Le silence du papier

Au-delà de la précarité financière des auteurs dont l’enquête menée par Livre et lecture en Bretagne, en partenariat avec le Master 1 Sociologie de l’Université Rennes 2, révèle l’ampleur, la période post-Covid est marquée par des évolutions inquiétantes, notamment la crise du papier frappant de plein fouet la chaîne du livre, dans notre région comme ailleurs. Pour les éditeurs bien sûr, et en premier lieu les petits éditeurs indépendants, la question est cruciale : comment continuer à publier alors que les coûts de fabrication explosent ? Les écrivains de création en font les frais, comme ils paient d’autres crises, liées aux mutations technologiques et sociétales depuis vingt ans. Aussi, ce qui interroge aujourd’hui, outre les difficultés matérielles qui sont ce qu’elles sont pour ceux qui écrivent, traduisent, illustrent, c’est l’inconfort grandissant d’une situation nouvelle que j’appellerai le silence du papier.

« À l’image de leurs confrères et consoeurs de l’Hexagone, les auteurs et autrices bretons sont en moyenne âgés d’une cinquantaine d’années. La majorité (68,9 %) a publié son premier livre à compte d’éditeur à partir des années 2000, dont 39,7 % après 2010, et 60,9 % a édité son dernier ouvrage au cours des deux dernières années. » Or depuis les années 2000, précisément, en matière d’accès à l’édition à compte d’éditeur pour les auteurs, la donne a changé. Il était d’usage courant jusqu’alors pour un auteur qui envoyait son manuscrit par la poste à un éditeur, qu’il fût de Bretagne ou d’ailleurs, de recevoir un accusé de réception parfois et la plupart du temps, quand le texte n’était pas retenu, un courrier de refus, sous la forme d’une lettre type ou d’une lettre plus personnalisée.
Ce n’était jamais agréable, bien sûr, de se voir fermer une porte après quelques mois d’attente, mais c’était le jeu, dont chacun connaissait les usages et respectait les formes. En vingt ans, et le processus s’est accéléré depuis le printemps 2020, le jeu a changé et l’auteur quitte souvent la partie à son insu. Si nombre de maisons acceptent désormais l’envoi des manuscrits par voie numérique, si d’autres stipulent qu’elles répondront aux envois postaux dans un délai variant de deux à six mois, rares sont les maisons qui signifient à l’auteur la réception de leur texte tandis que se généralise l’absence totale de réponse des éditeurs. J’en veux pour preuve non seulement mon propre exemple, anecdotique, mais aussi celui de très nombreux auteurs de mes relations, en Bretagne et ailleurs, publiés dans de très petites maisons ou des grandes, en butte au silence du papier. Celui-ci, pesant, épais, règne en maître.

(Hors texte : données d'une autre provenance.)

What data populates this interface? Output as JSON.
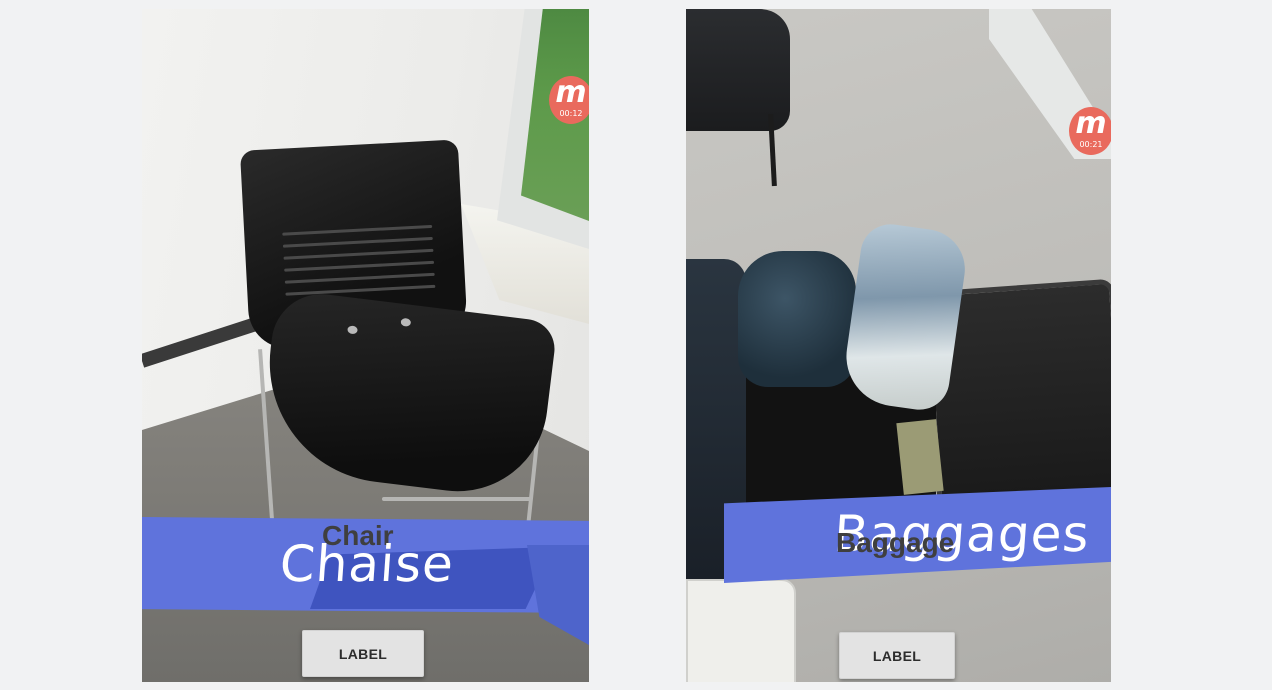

Par contraste, l’époque est au remplissage, au bavardage, au clinquant, à la publicité triomphante des mêmes ouvrages partout, en Bretagne et ailleurs, qui voit quelques titres dans l’air du temps occuper tout l’espace de la rentrée littéraire : le cas Despentes en septembre dernier est révélateur du lessivage des cerveaux.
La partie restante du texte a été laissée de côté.